Alors que le gouvernement se concerte avec les opérateurs, Orange et SFR se livrent bataille sur trois millions de lignes dans les agglomérations de taille moyenne. Laissées libre par la régulation, elles sont le terrain d'une course entre les deux opérateurs, dans laquelle SFR multiplie les incursions dans des villes laissées à son concurrent.
Depuis plusieurs mois, Orange et SFR se livrent bataille sur le déploiement de la fibre dans de nombreuses communes françaises. Alors qu'elle promet de fibrer le pays pour 2025 (provoquant un certain scepticisme), la marque au carré rouge réclame une meilleure répartition des travaux en zones moins denses, les agglomérations moyennes où les opérateurs privés coinvestissent, mais sur lesquelles Orange obtient 90 % du travail. Après l'échec de négociations avec l'opérateur historique, SFR l'a attaqué en justice en mai et cravache au quotidien pour le doubler sur les déploiements.
Un aspect de cette bataille en zone moins dense est bien connu : la guerre des signatures avec les collectivités (départements, communautés de communes...) pour obtenir le blanc-seing public à la pose de la fibre. Chacun tente de prendre de court l'autre, et s'affiche en sauveur là où son concurrent a manqué à ses engagements. Selon l'État, 60 % des lignes concernées sont couvertes par une convention de suivi des déploiements, avec un redoublement d'efforts depuis la fin 2016.

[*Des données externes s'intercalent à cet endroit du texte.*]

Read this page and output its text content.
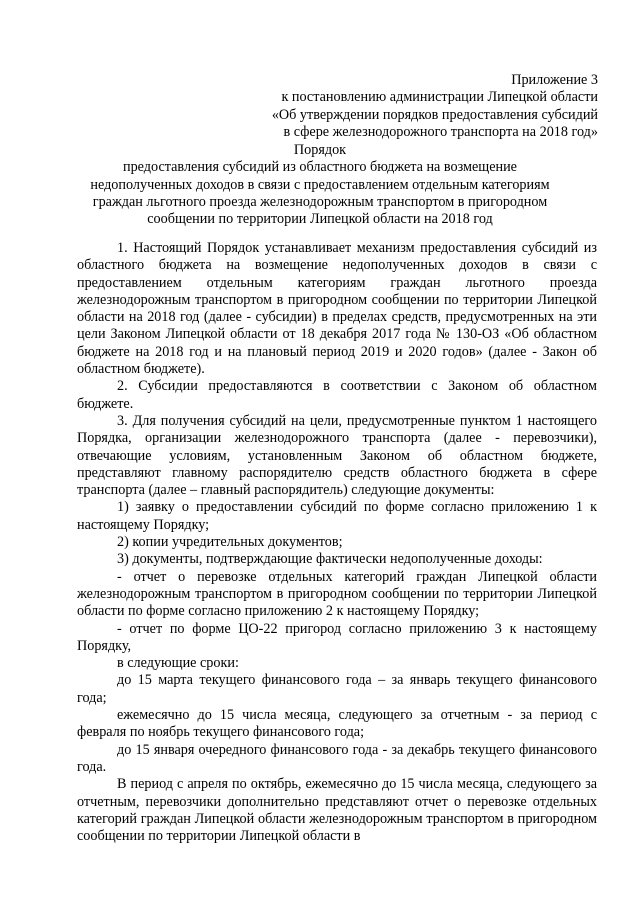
Приложение 3
к постановлению администрации Липецкой области
«Об утверждении порядков предоставления субсидий
в сфере железнодорожного транспорта на 2018 год»
Порядок
предоставления субсидий из областного бюджета на возмещение
недополученных доходов в связи с предоставлением отдельным категориям
граждан льготного проезда железнодорожным транспортом в пригородном
сообщении по территории Липецкой области на 2018 год

1. Настоящий Порядок устанавливает механизм предоставления субсидий из областного бюджета на возмещение недополученных доходов в связи с предоставлением отдельным категориям граждан льготного проезда железнодорожным транспортом в пригородном сообщении по территории Липецкой области на 2018 год (далее - субсидии) в пределах средств, предусмотренных на эти цели Законом Липецкой области от 18 декабря 2017 года № 130-ОЗ «Об областном бюджете на 2018 год и на плановый период 2019 и 2020 годов» (далее - Закон об областном бюджете).

2. Субсидии предоставляются в соответствии с Законом об областном бюджете.

3. Для получения субсидий на цели, предусмотренные пунктом 1 настоящего Порядка, организации железнодорожного транспорта (далее - перевозчики), отвечающие условиям, установленным Законом об областном бюджете, представляют главному распорядителю средств областного бюджета в сфере транспорта (далее – главный распорядитель) следующие документы:

1) заявку о предоставлении субсидий по форме согласно приложению 1 к настоящему Порядку;

2) копии учредительных документов;

3) документы, подтверждающие фактически недополученные доходы:

- отчет о перевозке отдельных категорий граждан Липецкой области железнодорожным транспортом в пригородном сообщении по территории Липецкой области по форме согласно приложению 2 к настоящему Порядку;

- отчет по форме ЦО-22 пригород согласно приложению 3 к настоящему Порядку,

в следующие сроки:

до 15 марта текущего финансового года – за январь текущего финансового года;

ежемесячно до 15 числа месяца, следующего за отчетным - за период с февраля по ноябрь текущего финансового года;

до 15 января очередного финансового года - за декабрь текущего финансового года.

В период с апреля по октябрь, ежемесячно до 15 числа месяца, следующего за отчетным, перевозчики дополнительно представляют отчет о перевозке отдельных категорий граждан Липецкой области железнодорожным транспортом в пригородном сообщении по территории Липецкой области в
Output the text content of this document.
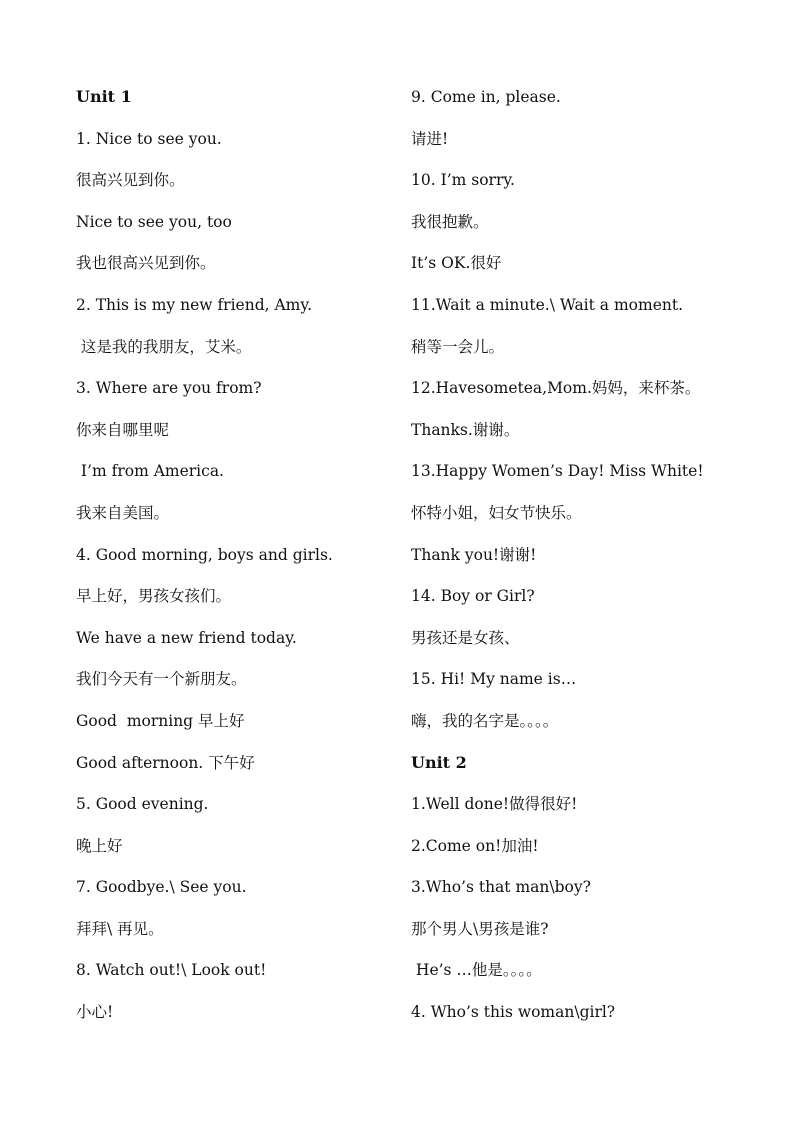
Unit 1
1. Nice to see you.
很高兴见到你。
Nice to see you, too
我也很高兴见到你。
2. This is my new friend, Amy.
这是我的我朋友，艾米。
3. Where are you from?
你来自哪里呢
I’m from America.
我来自美国。
4. Good morning, boys and girls.
早上好，男孩女孩们。
We have a new friend today.
我们今天有一个新朋友。
Good  morning 早上好
Good afternoon. 下午好
5. Good evening.
晚上好
7. Goodbye.\ See you.
拜拜\ 再见。
8. Watch out!\ Look out!
小心!
9. Come in, please.
请进!
10. I’m sorry.
我很抱歉。
It’s OK.很好
11.Wait a minute.\ Wait a moment.
稍等一会儿。
12.Havesometea,Mom.妈妈，来杯茶。
Thanks.谢谢。
13.Happy Women’s Day! Miss White!
怀特小姐，妇女节快乐。
Thank you!谢谢!
14. Boy or Girl?
男孩还是女孩、
15. Hi! My name is…
嗨，我的名字是。。。。
Unit 2
1.Well done!做得很好!
2.Come on!加油!
3.Who’s that man\boy?
那个男人\男孩是谁?
He’s …他是。。。。
4. Who’s this woman\girl?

Pourtant, le combat quotidien se joue à un niveau bien plus concret, sur l'installation même des points de mutualisation, qui permettent de connecter les logements aux quatre opérateurs. Après plusieurs signalements de lecteurs, nous avons enquêté sur les méthodes de SFR pour préempter des zones par principe acquises à l'opérateur historique.
« Dans certaines zones où il n’y a pas d’exclusivité Orange et où Orange n’a rien déployé, nous avons lancé des déploiements » nous confirme sobrement SFR. En fait, c'est à un travail de fourmi que se livre le groupe Altice pour griller la priorité à l'opérateur historique, comme il nous l'a été confirmé dans plusieurs régions.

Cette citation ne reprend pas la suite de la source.